Синяя Птица. (Трилогия) - Елена Самойлова
Шрифт:
Интервал:
Закладка:
– Ветер… – Я попыталась коснуться плеча мальчишки, но тот отдернулся, будто я к нему пылающую головню протягивала, а не руку.
– Не трожь меня! Я на этом свете никому не нужен, только мой наставник обо мне заботился… и хотя бы не притворялся добреньким и хорошим. Ты же лишь о себе печешься, а больше ни о ком думать не хочешь, зато за тобой все хвостиками бегают, даже он. – Подросток беззастенчиво ткнул пальцем в сторону неподвижно застывшего в полумраке комнаты аватара. – Тебе хорошо рассуждать, с тобой и айранит нянчится, и дракон опекает, и разумный волк ждет за стенами, как будто он собачка какая-то. Родители небось тоже души не чаяли, пока в ведуньи не подалась, так?
Несколько секунд Ветер зло смотрел на меня, а потом с головой накрылся одеялом и затих. Да уж, умеет же ребенок так вот запросто выпалить в лицо все, что сам о себе думаешь, да только мысли некрасивые отогнать надолго не получается.

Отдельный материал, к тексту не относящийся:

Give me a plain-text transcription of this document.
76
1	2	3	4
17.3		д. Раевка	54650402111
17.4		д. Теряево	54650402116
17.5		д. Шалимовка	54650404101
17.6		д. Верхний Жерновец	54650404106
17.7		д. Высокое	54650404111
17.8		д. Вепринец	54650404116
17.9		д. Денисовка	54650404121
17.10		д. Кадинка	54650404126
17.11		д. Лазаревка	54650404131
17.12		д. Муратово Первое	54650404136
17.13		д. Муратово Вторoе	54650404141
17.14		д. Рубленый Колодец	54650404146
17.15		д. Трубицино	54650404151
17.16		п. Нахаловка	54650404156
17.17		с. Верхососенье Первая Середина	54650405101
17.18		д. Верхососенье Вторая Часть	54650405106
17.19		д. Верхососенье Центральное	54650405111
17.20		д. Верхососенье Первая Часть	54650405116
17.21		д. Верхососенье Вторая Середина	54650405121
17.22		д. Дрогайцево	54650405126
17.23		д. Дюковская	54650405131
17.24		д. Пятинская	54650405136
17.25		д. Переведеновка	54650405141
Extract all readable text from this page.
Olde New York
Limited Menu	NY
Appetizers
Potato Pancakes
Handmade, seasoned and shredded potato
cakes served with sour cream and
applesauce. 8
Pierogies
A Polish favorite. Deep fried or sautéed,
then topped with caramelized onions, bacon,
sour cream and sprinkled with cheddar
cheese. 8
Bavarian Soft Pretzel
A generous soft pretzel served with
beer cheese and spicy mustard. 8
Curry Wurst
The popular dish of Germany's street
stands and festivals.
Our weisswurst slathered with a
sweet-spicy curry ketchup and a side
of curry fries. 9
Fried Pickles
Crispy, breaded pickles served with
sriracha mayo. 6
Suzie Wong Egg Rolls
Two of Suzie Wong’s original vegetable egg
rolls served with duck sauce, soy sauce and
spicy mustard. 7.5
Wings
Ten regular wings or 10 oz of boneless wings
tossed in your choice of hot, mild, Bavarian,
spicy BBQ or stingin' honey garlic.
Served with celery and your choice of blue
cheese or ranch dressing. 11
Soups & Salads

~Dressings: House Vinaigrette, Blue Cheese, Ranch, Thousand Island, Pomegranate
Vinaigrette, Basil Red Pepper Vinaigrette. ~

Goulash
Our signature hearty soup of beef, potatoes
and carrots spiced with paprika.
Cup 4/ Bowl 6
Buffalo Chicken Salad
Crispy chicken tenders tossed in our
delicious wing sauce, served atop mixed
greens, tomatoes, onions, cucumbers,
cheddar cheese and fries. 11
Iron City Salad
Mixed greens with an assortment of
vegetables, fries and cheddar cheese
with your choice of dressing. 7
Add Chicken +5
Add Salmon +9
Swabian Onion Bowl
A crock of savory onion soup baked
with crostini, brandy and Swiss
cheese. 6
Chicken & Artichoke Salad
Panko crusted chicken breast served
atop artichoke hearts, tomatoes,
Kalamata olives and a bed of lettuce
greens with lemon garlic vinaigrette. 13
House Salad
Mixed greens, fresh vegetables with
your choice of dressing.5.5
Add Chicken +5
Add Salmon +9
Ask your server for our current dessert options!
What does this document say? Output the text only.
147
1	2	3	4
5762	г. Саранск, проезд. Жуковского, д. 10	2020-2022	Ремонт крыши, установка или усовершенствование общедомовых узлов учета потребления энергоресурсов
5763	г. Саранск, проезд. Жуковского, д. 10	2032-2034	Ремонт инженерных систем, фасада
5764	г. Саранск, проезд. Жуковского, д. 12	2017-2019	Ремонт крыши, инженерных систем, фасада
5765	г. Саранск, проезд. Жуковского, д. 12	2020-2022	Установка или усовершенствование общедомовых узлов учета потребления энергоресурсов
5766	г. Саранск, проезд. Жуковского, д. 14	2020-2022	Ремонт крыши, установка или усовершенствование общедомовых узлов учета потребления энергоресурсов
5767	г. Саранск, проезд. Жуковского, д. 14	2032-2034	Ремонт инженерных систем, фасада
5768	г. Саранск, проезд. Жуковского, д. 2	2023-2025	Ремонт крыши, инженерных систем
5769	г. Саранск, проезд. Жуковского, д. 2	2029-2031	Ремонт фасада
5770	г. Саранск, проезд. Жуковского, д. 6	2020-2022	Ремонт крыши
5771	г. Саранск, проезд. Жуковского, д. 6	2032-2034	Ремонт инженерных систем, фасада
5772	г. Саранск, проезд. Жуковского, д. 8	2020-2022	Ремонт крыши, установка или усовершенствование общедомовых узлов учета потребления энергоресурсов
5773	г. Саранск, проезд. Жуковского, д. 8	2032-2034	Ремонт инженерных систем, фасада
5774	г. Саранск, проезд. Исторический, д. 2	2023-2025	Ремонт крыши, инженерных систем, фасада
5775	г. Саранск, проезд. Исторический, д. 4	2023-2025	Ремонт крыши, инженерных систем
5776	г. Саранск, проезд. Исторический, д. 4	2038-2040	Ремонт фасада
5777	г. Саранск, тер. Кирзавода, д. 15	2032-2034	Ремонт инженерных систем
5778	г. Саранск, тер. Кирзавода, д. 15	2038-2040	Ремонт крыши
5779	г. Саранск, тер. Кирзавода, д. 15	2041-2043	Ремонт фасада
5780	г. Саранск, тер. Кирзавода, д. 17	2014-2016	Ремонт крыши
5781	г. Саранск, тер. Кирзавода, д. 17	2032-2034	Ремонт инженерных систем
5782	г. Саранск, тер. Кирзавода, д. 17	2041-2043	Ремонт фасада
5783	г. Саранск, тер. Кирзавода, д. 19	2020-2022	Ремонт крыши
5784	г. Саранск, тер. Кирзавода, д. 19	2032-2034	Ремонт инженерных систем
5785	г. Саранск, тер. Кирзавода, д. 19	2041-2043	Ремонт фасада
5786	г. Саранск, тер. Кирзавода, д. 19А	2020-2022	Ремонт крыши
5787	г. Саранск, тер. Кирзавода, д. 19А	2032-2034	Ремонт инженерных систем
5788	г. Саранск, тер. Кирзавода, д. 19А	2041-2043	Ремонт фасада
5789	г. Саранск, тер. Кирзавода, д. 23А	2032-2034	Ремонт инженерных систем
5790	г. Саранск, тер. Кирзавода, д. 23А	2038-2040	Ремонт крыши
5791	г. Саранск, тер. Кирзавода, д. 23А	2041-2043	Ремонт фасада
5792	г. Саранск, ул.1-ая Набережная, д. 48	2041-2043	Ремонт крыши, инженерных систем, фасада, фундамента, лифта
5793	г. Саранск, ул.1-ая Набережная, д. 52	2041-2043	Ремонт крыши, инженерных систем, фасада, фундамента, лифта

Хотя кое в чем он ошибается.
– Ветер, знаешь, я родилась поздней осенью. Наставник рассказывал, что в тот год лето было дождливым, урожая было мало. А зима пришла рано, нагрянула аккурат на Изломе осени, в начале грудена. И сразу снег выпал, холода пришли. Год выдался голодный… страшный, как наставник рассказывал. Селяне новорожденных младенцев почти сразу после разрешения матерей от бремени уносили в лес да подальше и оставляли на забаву лесным духам и зверью. Я не знаю, кем была моя мать, сколько у меня старших братьев и сестер, но знаю, что в тот год я оказалась слишком большой обузой. Если бы Лексей Вестников не подобрал меня в сугробе под елью, куда меня отнес кто-то из крестьян, то мой «дом» был бы на том свете… или среди лесавок. Может, мать меня и любила, но голод эту любовь пересилил. Я ее за это винить не могу, у крестьян обычно по шесть-десять детей в семье… И далеко не всегда удается их прокормить. А уж в голодный год и подавно. Тебе повезло хотя бы в том, что твои родители не выбросили тебя за дверь, как ненужную обузу, а растили, пока была возможность.
Скомканное одеяло зашевелилось, и Ветер, кое-как выпутавшись из него, подсел ко мне поближе. Я протянула ему немного потрепанную, но все равно теплую круглую шапку.
– Слушай, я на тебя давить не собираюсь. Просто хочу, чтобы ты, прежде чем принимать окончательное решение, поговорил с Лексеем Вестниковым. Если ты надумаешь вернуться в Ижен, чтобы найти в нем себе дело по душе, вряд ли тебя кто-то станет удерживать. Просто не торопись с принятием такого решения, ладно? Подумай пока, времени у тебя предостаточно. А в Ижен я тебя еще раз обязательно привезу, хоть зимой, если у Лексея Вестникова не приглянется, или же весной, когда потеплеет, если решишь остаться. – Я улыбнулась и прикрыла рот ладонью, пытаясь замаскировать зевок. – А то я тоже не выспалась, а решать что-то важное в таком состоянии, это в первую очередь себе во вред.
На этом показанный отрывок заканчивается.